Tip to address this: “it isn’t an easy fix. It includes an understanding of what the business does from a digital business process, how they tie to the risks the business faces, and how they align to goals and objectives. This “data model” is captured and evaluated and correlated over months of dialog, discovery, capture, correlation, and alignment to the IT/Cyber capabilities in place.
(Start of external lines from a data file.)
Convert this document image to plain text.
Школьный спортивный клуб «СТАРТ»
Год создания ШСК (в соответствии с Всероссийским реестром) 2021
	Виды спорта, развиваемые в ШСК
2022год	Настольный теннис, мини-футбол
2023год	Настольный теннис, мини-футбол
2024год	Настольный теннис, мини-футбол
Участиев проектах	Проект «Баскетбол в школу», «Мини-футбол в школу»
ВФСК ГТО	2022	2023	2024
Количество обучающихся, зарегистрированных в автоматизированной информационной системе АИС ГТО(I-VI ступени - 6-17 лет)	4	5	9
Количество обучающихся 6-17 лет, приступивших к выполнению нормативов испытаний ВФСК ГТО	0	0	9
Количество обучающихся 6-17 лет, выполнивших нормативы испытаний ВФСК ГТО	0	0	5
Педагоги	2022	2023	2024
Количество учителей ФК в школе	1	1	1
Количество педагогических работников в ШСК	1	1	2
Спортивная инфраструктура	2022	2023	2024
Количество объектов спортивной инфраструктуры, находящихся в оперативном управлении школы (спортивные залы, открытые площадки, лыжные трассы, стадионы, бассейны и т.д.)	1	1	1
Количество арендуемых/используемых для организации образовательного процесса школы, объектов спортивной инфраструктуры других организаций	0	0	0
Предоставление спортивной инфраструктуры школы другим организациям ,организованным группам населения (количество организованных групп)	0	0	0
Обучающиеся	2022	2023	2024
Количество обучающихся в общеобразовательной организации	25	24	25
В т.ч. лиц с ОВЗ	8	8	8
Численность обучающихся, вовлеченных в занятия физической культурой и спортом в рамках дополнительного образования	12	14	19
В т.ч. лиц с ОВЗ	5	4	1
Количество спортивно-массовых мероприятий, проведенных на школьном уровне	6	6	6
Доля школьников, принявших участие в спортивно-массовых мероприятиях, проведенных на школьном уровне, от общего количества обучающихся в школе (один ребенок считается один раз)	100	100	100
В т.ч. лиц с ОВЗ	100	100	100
We believe too much of security is pushed from the bottom up, and the translation never connects. At Fellsway Group, we approach the problem from the top down, then connect to what capabilities are in place at the technology level and mature that.”

Key Takeaways 

To summarise everyone’s contributions to improve the cyber budget approval process, cyber professionals need to: 

1. Quantify cyber risks into financial figures.
2. Educate the board without seeming condescending.
3. Speak the business language of the board.
4. Don’t forget why solutions are needed, not just which ones. 
5. Give the board direct information from a person of security influence.
6. Quantify solution efficiency so you can show proposed solutions are worth it. 
7. Link risks to direct business drivers and values.

A huge thank you to all of the cyber professionals who contributed their expertise to this article and helped us to delve into the real logistical challenges of the cyber budgeting approval process!